«Non restiamo indolenti»
Una recente ricerca condotta da Confapi a livello nazionale, alla quale hanno partecipato diverse aziende associate ad Apindustria, ha rilevato che due delle figure professionali considerate più strategiche in questo momento dalle Pmi sono l’export manager e l’innovation manager. Il primo col compito di sviluppare il business oltreconfine sapendo scegliere i nuovi potenziali mercati di riferimento e analizzare le specificità di ogni Paese e contesto economico, il secondo con il ruolo chiave di accelerare i processi di innovazione e digitalizzazione dell’impresa.
Sono dati confortanti: le Pmi bresciane (e non solo), anche quelle che vanno bene, sono consapevoli che i numeri positivi sul fronte dell’occupazione e sull’export relativi al 2017 non sono sufficienti a garantire alcuna certezza duratura per il futuro e che molto deve essere ancora fatto per consolidare la ripresa. La trasformazione digitale dell’industria è sempre più considerata asse vincente nella competizione globale, ancor più per un’economia matura come quella italiana ed europea: questo gli imprenditori lo sanno bene e per andare in questa direzione stanno cambiando e lavorando. E sanno che 4.0 non sono solo macchinari, ma anche e soprattutto competenze e nuove professionalità dei lavoratori, asset sempre più fondamentale nella vecchia e nella nuova impresa. Per essere protagonisti di questa trasformazione è però necessario muoversi rapidamente. Sappiamo, ce lo ha ricordato efficacemente anche l’ultimo Rapporto sulla Conoscenza prodotto dall’Istat, che “l’Italia è un’economia industriale ad alto reddito ma anomala, perché caratterizzata, a confronto con le altre maggiori economie europee, da livelli di istruzione e competenze modesti”. Siamo indietro in questo processo e, se non vogliamo declinare, dobbiamo quindi correre più di altri.

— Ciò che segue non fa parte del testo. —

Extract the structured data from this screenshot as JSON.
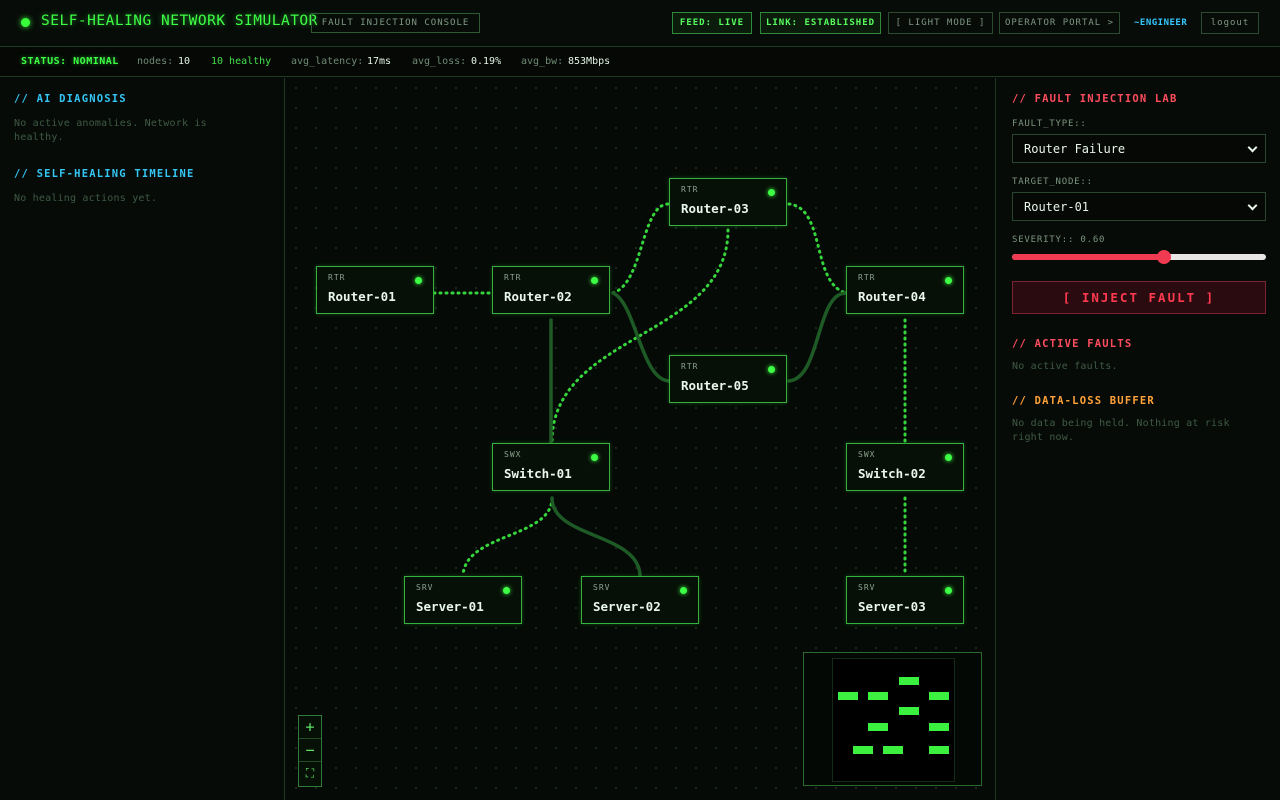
{
  "header": {
    "title": "SELF-HEALING NETWORK SIMULATOR",
    "console_tag": "FAULT INJECTION CONSOLE",
    "feed": "FEED: LIVE",
    "link": "LINK: ESTABLISHED",
    "light_mode": "[ LIGHT MODE ]",
    "operator_portal": "OPERATOR PORTAL >",
    "user": "~ENGINEER",
    "logout": "logout"
  },
  "statusbar": {
    "status": "STATUS: NOMINAL",
    "nodes_label": "nodes:",
    "nodes_value": "10",
    "healthy": "10 healthy",
    "latency_label": "avg_latency:",
    "latency_value": "17ms",
    "loss_label": "avg_loss:",
    "loss_value": "0.19%",
    "bw_label": "avg_bw:",
    "bw_value": "853Mbps"
  },
  "left": {
    "diagnosis_title": "// AI DIAGNOSIS",
    "diagnosis_text": "No active anomalies. Network is healthy.",
    "timeline_title": "// SELF-HEALING TIMELINE",
    "timeline_text": "No healing actions yet."
  },
  "right": {
    "lab_title": "// FAULT INJECTION LAB",
    "fault_type_label": "FAULT_TYPE::",
    "fault_type_value": "Router Failure",
    "target_label": "TARGET_NODE::",
    "target_value": "Router-01",
    "severity_label": "SEVERITY:: 0.60",
    "severity": 0.6,
    "inject_label": "[ INJECT FAULT ]",
    "active_title": "// ACTIVE FAULTS",
    "active_text": "No active faults.",
    "buffer_title": "// DATA-LOSS BUFFER",
    "buffer_text": "No data being held. Nothing at risk right now."
  },
  "topology": {
    "nodes": [
      {
        "id": "router-01",
        "type": "RTR",
        "name": "Router-01"
      },
      {
        "id": "router-02",
        "type": "RTR",
        "name": "Router-02"
      },
      {
        "id": "router-03",
        "type": "RTR",
        "name": "Router-03"
      },
      {
        "id": "router-04",
        "type": "RTR",
        "name": "Router-04"
      },
      {
        "id": "router-05",
        "type": "RTR",
        "name": "Router-05"
      },
      {
        "id": "switch-01",
        "type": "SWX",
        "name": "Switch-01"
      },
      {
        "id": "switch-02",
        "type": "SWX",
        "name": "Switch-02"
      },
      {
        "id": "server-01",
        "type": "SRV",
        "name": "Server-01"
      },
      {
        "id": "server-02",
        "type": "SRV",
        "name": "Server-02"
      },
      {
        "id": "server-03",
        "type": "SRV",
        "name": "Server-03"
      }
    ]
  },
  "zoom": {
    "in": "+",
    "out": "−",
    "fit": "⛶"
  },
  "colors": {
    "accent": "#3dff45",
    "cyan": "#34c6f4",
    "danger": "#ff3a50",
    "warn": "#ffa23a"
  }
}
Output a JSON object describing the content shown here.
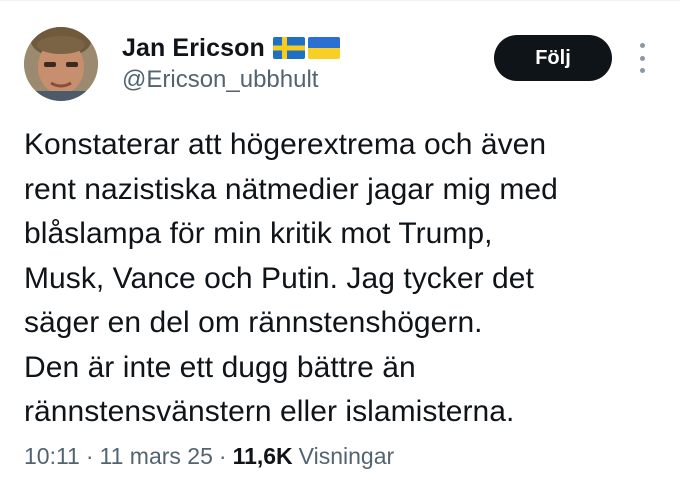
{
  "author": {
    "display_name": "Jan Ericson",
    "handle": "@Ericson_ubbhult",
    "flags": [
      "sweden-flag-icon",
      "ukraine-flag-icon"
    ]
  },
  "follow_button": {
    "label": "Följ"
  },
  "tweet": {
    "lines": [
      "Konstaterar att högerextrema och även",
      "rent nazistiska nätmedier jagar mig med",
      "blåslampa för min kritik mot Trump,",
      "Musk, Vance och Putin. Jag tycker det",
      "säger en del om rännstenshögern.",
      "Den är inte ett dugg bättre än",
      "rännstensvänstern eller islamisterna."
    ]
  },
  "meta": {
    "time": "10:11",
    "separator": "·",
    "date": "11 mars 25",
    "views_count": "11,6K",
    "views_label": "Visningar"
  },
  "colors": {
    "text_primary": "#0f1419",
    "text_secondary": "#536471",
    "button_bg": "#0f1419",
    "button_text": "#ffffff"
  }
}
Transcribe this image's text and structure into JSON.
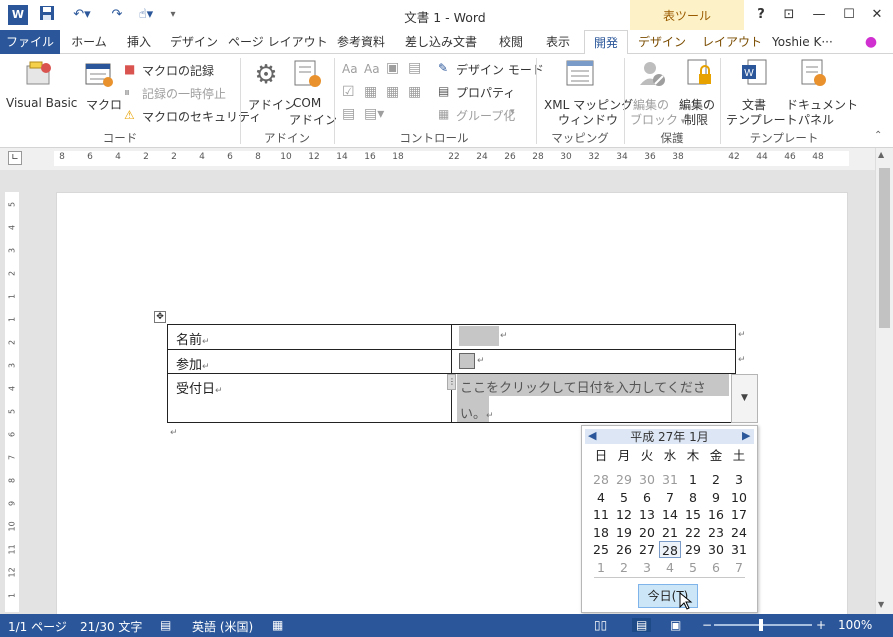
{
  "titlebar": {
    "title": "文書 1 - Word",
    "table_tools": "表ツール",
    "help": "?",
    "restore_ribbon": "⊡",
    "minimize": "—",
    "maximize": "☐",
    "close": "✕"
  },
  "tabs": {
    "file": "ファイル",
    "home": "ホーム",
    "insert": "挿入",
    "design": "デザイン",
    "page_layout": "ページ レイアウト",
    "references": "参考資料",
    "mailings": "差し込み文書",
    "review": "校閲",
    "view": "表示",
    "developer": "開発",
    "tt_design": "デザイン",
    "tt_layout": "レイアウト",
    "user": "Yoshie K···"
  },
  "ribbon": {
    "code": {
      "visual_basic": "Visual Basic",
      "macros": "マクロ",
      "record_macro": "マクロの記録",
      "pause_recording": "記録の一時停止",
      "macro_security": "マクロのセキュリティ",
      "group_label": "コード"
    },
    "addins": {
      "addins": "アドイン",
      "com_addins_1": "COM",
      "com_addins_2": "アドイン",
      "group_label": "アドイン"
    },
    "controls": {
      "design_mode": "デザイン モード",
      "properties": "プロパティ",
      "group": "グループ化",
      "group_label": "コントロール"
    },
    "mapping": {
      "xml_1": "XML マッピング",
      "xml_2": "ウィンドウ",
      "group_label": "マッピング"
    },
    "protect": {
      "block_1": "編集の",
      "block_2": "ブロック",
      "restrict_1": "編集の",
      "restrict_2": "制限",
      "group_label": "保護"
    },
    "templates": {
      "doc_template_1": "文書",
      "doc_template_2": "テンプレート",
      "doc_panel_1": "ドキュメント",
      "doc_panel_2": "パネル",
      "group_label": "テンプレート"
    }
  },
  "ruler": {
    "h_labels": [
      "8",
      "6",
      "4",
      "2",
      "2",
      "4",
      "6",
      "8",
      "10",
      "12",
      "14",
      "16",
      "18",
      "22",
      "24",
      "26",
      "28",
      "30",
      "32",
      "34",
      "36",
      "38",
      "42",
      "44",
      "46",
      "48"
    ],
    "v_labels": [
      "5",
      "4",
      "3",
      "2",
      "1",
      "1",
      "2",
      "3",
      "4",
      "5",
      "6",
      "7",
      "8",
      "9",
      "10",
      "11",
      "12",
      "1",
      "2"
    ]
  },
  "table": {
    "row1_label": "名前",
    "row2_label": "参加",
    "row3_label": "受付日",
    "date_placeholder_1": "ここをクリックして日付を入力してくださ",
    "date_placeholder_2": "い。",
    "pilcrow": "↵"
  },
  "calendar": {
    "month_title": "平成 27年 1月",
    "weekdays": [
      "日",
      "月",
      "火",
      "水",
      "木",
      "金",
      "土"
    ],
    "weeks": [
      [
        "28",
        "29",
        "30",
        "31",
        "1",
        "2",
        "3"
      ],
      [
        "4",
        "5",
        "6",
        "7",
        "8",
        "9",
        "10"
      ],
      [
        "11",
        "12",
        "13",
        "14",
        "15",
        "16",
        "17"
      ],
      [
        "18",
        "19",
        "20",
        "21",
        "22",
        "23",
        "24"
      ],
      [
        "25",
        "26",
        "27",
        "28",
        "29",
        "30",
        "31"
      ],
      [
        "1",
        "2",
        "3",
        "4",
        "5",
        "6",
        "7"
      ]
    ],
    "dimmed_first_row_count": 4,
    "dimmed_last_row": true,
    "selected_day": "28",
    "today_button": "今日(T)"
  },
  "statusbar": {
    "page": "1/1 ページ",
    "words": "21/30 文字",
    "language": "英語 (米国)",
    "zoom": "100%",
    "zoom_minus": "−",
    "zoom_plus": "+"
  },
  "colors": {
    "accent": "#2b579a",
    "table_tools_bg": "#fdf2c7",
    "content_control_gray": "#c6c6c6",
    "calendar_header_bg": "#dce6f4",
    "today_button_bg": "#cde6f7"
  }
}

Per farlo, inutile dirlo, il contesto favorevole è necessario. L’Italia sta godendo del rinnovato brio del commercio internazionale, ma sappiamo anche che nella penisola questo sta avvenendo in misura minore rispetto a praticamente tutti i partner europei. Sullo sfondo restano diversi nodi di fondo irrisolti, che si chiamano (mi limito a elencare i titoli) debito pubblico enorme, mancata semplificazione amministrativa, scarsa capitalizzazione e annessi problemi di accesso al credito, tassazione troppo elevata per i produttori, siano essi imprese o lavoratori. Alcuni di questi nodi potrebbero essere affrontati con costi relativamente ridotti e che, anzi, in prospettiva sarebbero grande fonte di risparmio: basti pensare all’erogazione di servizi, al ripensamento dei processi delle pubbliche amministrazioni e al completamento delle procedure online per i cittadini, tutti aspetti sui quali (cito sempre il rapporto sulla conoscenza dell’Istat) sono tuttora molto modesti i progressi realizzati nell’ultimo decennio in Italia. Su altri nodi le scelte da prendere sono macigni. Il taglio del cuneo fiscale non è costo zero, così come non lo è il controllo della spesa pubblica. Si possono e si devono fare, ma si deve scegliere cosa fare. Questo è il compito della politica: mediare gli interessi e poi scegliere. Sapendo che tante piccole e medie imprese, l’ossatura di questo Paese, hanno bisogno di uno Stato amico. Non sappiamo se la campagna elettorale, al pari dell’inferno, sia lastricata di buone intenzioni (o di bugie), sappiamo però che il Paese non può permettersi l’accidia.